You are viewing a plain text version of this content. The canonical link for it is here.

Posted to dev@drill.apache.org by Charles Givre <cg...@gmail.com> on 2020/03/24 18:46:40 UTC

Excessive Memory Use in Parquet Files (From Drill Slack Channel)

Idan Sheinberg  8:21 AM
Hi  there
I'm trying run a simple offset query (ORDER BY timestamp LIMIT 500 OFFSET 1000) against rather complex parquet files (say 4 columns, once being an array currently consisting of a single element comprised of 15 columns)
All files share the same Schema, of course.
 User Error Occurred: One or more nodes ran out of memory while executing the query. (null)
org.apache.drill.common.exceptions.UserException: RESOURCE ERROR: One or more nodes ran out of memory while executing the query.
null
[Error Id: 67b61fc9-320f-47a1-8718-813843a10ecc ]
	at org.apache.drill.common.exceptions.UserException$Builder.build(UserException.java:657)
	at org.apache.drill.exec.work.fragment.FragmentExecutor.run(FragmentExecutor.java:338)
	at org.apache.drill.common.SelfCleaningRunnable.run(SelfCleaningRunnable.java:38)
	at java.util.concurrent.ThreadPoolExecutor.runWorker(ThreadPoolExecutor.java:1149)
	at java.util.concurrent.ThreadPoolExecutor$Worker.run(ThreadPoolExecutor.java:624)
	at java.lang.Thread.run(Thread.java:748)
Caused by: org.apache.drill.exec.exception.OutOfMemoryException: null
	at org.apache.drill.exec.vector.complex.AbstractContainerVector.allocateNew(AbstractContainerVector.java:59)
	at org.apache.drill.exec.test.generated.PartitionerGen5$OutgoingRecordBatch.allocateOutgoingRecordBatch(PartitionerTemplate.java:380)
	at org.apache.drill.exec.test.generated.PartitionerGen5$OutgoingRecordBatch.initializeBatch(PartitionerTemplate.java:400)
	at org.apache.drill.exec.test.generated.PartitionerGen5.setup(PartitionerTemplate.java:126)
	at org.apache.drill.exec.physical.impl.partitionsender.PartitionSenderRootExec.createClassInstances(PartitionSenderRootExec.java:263)
	at org.apache.drill.exec.physical.impl.partitionsender.PartitionSenderRootExec.createPartitioner(PartitionSenderRootExec.java:218)
	at org.apache.drill.exec.physical.impl.partitionsender.PartitionSenderRootExec.innerNext(PartitionSenderRootExec.java:188)
	at org.apache.drill.exec.physical.impl.BaseRootExec.next(BaseRootExec.java:93)
	at org.apache.drill.exec.work.fragment.FragmentExecutor$1.run(FragmentExecutor.java:323)
	at org.apache.drill.exec.work.fragment.FragmentExecutor$1.run(FragmentExecutor.java:310)
	at java.security.AccessController.doPrivileged(Native Method)
	at javax.security.auth.Subject.doAs(Subject.java:422)
	at org.apache.hadoop.security.UserGroupInformation.doAs(UserGroupInformation.java:1730)
	at org.apache.drill.exec.work.fragment.FragmentExecutor.run(FragmentExecutor.java:310)
	... 4 common frames omitted
Now, I'm running this query from a 16 core, 32GB Ram machine, with Heap sized at 20GB, Eden sized at 16GB (added manually to JAVA_OPTS) and Direct Sized at 8 GB.
By querying sys.memory I can confirm all limits apply.

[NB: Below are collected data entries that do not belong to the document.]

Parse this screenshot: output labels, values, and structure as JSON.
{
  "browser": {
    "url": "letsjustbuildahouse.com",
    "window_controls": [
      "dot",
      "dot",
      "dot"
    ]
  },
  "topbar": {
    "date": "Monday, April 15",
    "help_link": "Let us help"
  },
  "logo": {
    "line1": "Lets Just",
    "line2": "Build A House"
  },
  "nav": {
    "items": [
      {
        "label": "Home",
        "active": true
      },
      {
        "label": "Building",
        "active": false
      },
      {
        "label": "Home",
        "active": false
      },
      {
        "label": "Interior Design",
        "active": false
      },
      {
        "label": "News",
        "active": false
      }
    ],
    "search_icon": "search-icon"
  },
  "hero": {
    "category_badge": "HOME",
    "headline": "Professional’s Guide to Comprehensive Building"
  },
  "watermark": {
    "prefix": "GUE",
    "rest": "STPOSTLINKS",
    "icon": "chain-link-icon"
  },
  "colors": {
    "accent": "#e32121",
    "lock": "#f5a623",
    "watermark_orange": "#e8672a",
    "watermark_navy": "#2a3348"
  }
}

At no point throughout the query Am I nearing memory limit of the HEAP/DIRECT or the OS itself





8:25
However, due to the way org.apache.drill.exec.vector.complex.AbstractContainerVector.allocateNew is impelmented
8:27
@Override
  public void allocateNew() throws OutOfMemoryException {
    if (!allocateNewSafe()) {
      throw new OutOfMemoryException();
    }
  }
8:27
The actual exception/error is swallowed, and I have no idea what's the cause of the failure
8:28
The data-set itself consists of say 15 parquet files, each one weighing at about 100kb
8:30
but as mentioned earlier, the parquet files are a bit more complex than the usual.
8:32
@cgivre @Vova Vysotskyi is there anything I can do or tweak to make this error go away?

cgivre  8:40 AM
Hmm...
8:40
This may be a bug.  Can you create an issue on our JIRA board?

Idan Sheinberg  8:43 AM
Sure
8:43
I'll get to it

cgivre  8:44 AM
I'd like for Paul Rogers to see this as I think he was the author of some of this.

Idan Sheinberg  8:44 AM
Hmm. I'll keep that in mind

cgivre  8:47 AM
We've been refactoring some of the complex readers as well, so its possible that is caused this, but I'm not really sure.
8:47
What version of Drill?

cgivre  9:11 AM
This kind of info is super helpful as we're trying to work out all these details.
9:11
Reading schemas on the fly is not trivial, so when we find issues, we do like to resolve them

Idan Sheinberg  9:16 AM
This is drill 0.18 -SNAPSHOT as of last month
9:16
Ummmm
9:16
I do think I managed to resolve the issue however
9:16
I'm going to run some additional tests and let you know

cgivre  9:16 AM
What did you do?
9:17
You might want to rebase with today's build as well

Idan Sheinberg  9:21 AM
I'll come back with the details in a few moments

cgivre  9:38 AM
Thx
new messages

Idan Sheinberg  9:50 AM
Ok. See it seems as though it's a combination of a few things.
The data-set in question is still small (as mentioned before), but we are setting planner.slice_target  to an extremely low value in order to trigger parallelism and speed up parquet parsing by using multiple fragments.
We have 16 cores, 32 GB (C5.4xlarge on AWS) but we set planner.width.max_per_node  to further increase parallelism.  it seems as though each fragment is handling parquet parsing on it's own, and somehow incurs a great burden on
the direct memory buffer pool, as I do see 16GB peaks of direct memory usage after lowering the planner.width.max_per_node to 16 (our available core).
The query planner itself reports the HASH_PARTITION_SENDER as the largest phase with 1-2 GB of memory utilization
Seeing such an impact (16 GB of direct memory) for 1K items spread across 15 files, even with a very complex parquet schema, seems unreasonable to me

Re: Excessive Memory Use in Parquet Files (From Drill Slack Channel)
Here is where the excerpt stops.